Last week one Molly Griffard wrote an article called: “Get real: it’s a two party system.” Her argument can be summed up as such—don’t vote for Jesse Mortenson because he might make a difference. He might do real grassroots organizing, for change, not just for winning elections. He might actually use such organizing to pressure those at the capital to re-imagine what’s possible. He might give you an alternative to praying for a party without creativity, conscience, or confidence. He might actually do something other than delay the Republican Party’s stampede that continues to dramatically eliminate pivotal victories of the 60s and 70s. He might change the language surrounding issues to get results.

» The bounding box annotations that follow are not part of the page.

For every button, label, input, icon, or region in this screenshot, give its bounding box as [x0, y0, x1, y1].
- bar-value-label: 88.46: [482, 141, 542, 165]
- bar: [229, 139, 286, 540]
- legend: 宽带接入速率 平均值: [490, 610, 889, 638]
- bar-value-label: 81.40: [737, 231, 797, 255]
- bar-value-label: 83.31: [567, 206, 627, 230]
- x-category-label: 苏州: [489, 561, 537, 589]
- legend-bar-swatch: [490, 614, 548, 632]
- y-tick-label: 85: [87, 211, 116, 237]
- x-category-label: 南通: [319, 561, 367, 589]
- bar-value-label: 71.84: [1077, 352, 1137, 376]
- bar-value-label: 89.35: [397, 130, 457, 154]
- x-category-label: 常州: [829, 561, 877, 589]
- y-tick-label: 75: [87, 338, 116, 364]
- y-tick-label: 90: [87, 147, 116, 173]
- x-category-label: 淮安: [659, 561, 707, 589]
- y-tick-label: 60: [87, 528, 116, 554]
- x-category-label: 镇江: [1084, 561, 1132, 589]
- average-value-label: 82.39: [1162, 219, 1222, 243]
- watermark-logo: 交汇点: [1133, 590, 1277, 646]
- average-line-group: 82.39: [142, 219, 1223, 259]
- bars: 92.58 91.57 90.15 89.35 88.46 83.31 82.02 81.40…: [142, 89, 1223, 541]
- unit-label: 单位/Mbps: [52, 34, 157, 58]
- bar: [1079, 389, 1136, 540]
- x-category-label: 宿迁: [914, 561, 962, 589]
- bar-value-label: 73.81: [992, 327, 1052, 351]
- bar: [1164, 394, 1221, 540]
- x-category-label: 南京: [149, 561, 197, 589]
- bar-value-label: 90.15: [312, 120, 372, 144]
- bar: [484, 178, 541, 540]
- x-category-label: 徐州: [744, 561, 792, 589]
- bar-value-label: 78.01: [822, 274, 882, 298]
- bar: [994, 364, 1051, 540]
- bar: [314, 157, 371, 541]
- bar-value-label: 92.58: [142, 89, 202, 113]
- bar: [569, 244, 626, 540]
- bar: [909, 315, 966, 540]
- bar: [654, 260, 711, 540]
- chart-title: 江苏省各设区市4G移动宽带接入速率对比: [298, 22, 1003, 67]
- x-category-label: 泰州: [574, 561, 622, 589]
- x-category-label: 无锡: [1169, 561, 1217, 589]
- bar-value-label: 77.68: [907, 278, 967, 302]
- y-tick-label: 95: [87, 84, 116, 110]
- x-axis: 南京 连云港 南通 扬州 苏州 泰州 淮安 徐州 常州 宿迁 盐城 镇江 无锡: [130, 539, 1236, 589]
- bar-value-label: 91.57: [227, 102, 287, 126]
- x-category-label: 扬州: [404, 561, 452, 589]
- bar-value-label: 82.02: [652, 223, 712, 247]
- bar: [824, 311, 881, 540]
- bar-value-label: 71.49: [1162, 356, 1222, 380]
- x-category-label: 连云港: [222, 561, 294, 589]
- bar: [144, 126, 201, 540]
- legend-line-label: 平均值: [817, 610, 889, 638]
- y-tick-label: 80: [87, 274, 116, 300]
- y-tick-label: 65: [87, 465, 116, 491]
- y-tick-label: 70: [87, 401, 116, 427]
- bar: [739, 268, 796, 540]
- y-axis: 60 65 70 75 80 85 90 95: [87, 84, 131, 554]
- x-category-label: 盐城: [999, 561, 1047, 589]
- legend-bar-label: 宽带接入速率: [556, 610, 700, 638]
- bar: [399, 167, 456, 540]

Why might we expect such things? Because Erin Murphy’s campaign is ceaselessly co-opting Jesse’s language to try to mask how their approaches are the difference between grassroots politics and party machinery. Because Molly Griffard was so worried about Jesse having a chance that she was compelled to write an article telling people how he doesn’t have a
chance.

Beyond this, Molly’s article is a clear and simple affirmation of everything wrong with our political system. From its focus on big money to spin, polling to mass media marketing, Molly affirms the insider crap that keeps us alienated from the political process and is getting us nowhere.

Of course this line of thought is nothing new. It is a trademark of unthinking liberals, who in their privilege make decisions—”pragmatically”—against the interests they supposedly represent. Such naïveté demonstrates a serious ethical failure.

Similar things have shown up in Macalester’s financial decisions: why worry about financial aid, we are cutting people who are not yet here. Why worry about exploding tuition costs, those who do not get in will not speak. Why worry about building an excessively expensive gym when our era of affluence is also a time of the most widespread poverty and stratification of wealth in the history of history?

I haven’t figured out how to deal with the question of privilege. I am working on it. I haven’t figured out how to deal with the question of actually making change. I am organizing for it. I haven’t figured out how to transform the intensely disruptive and peaceful tactics initiated by Gandhi into a series of successful actions in the present day.

But I am not foolish enough to believe that no one will find answers to these questions, and am not cynical enough to believe that enacting change is hopeless.

Nor am I gullible enough to believe that electing people on the principals of big money, vacuity, and cowardice will improve our world.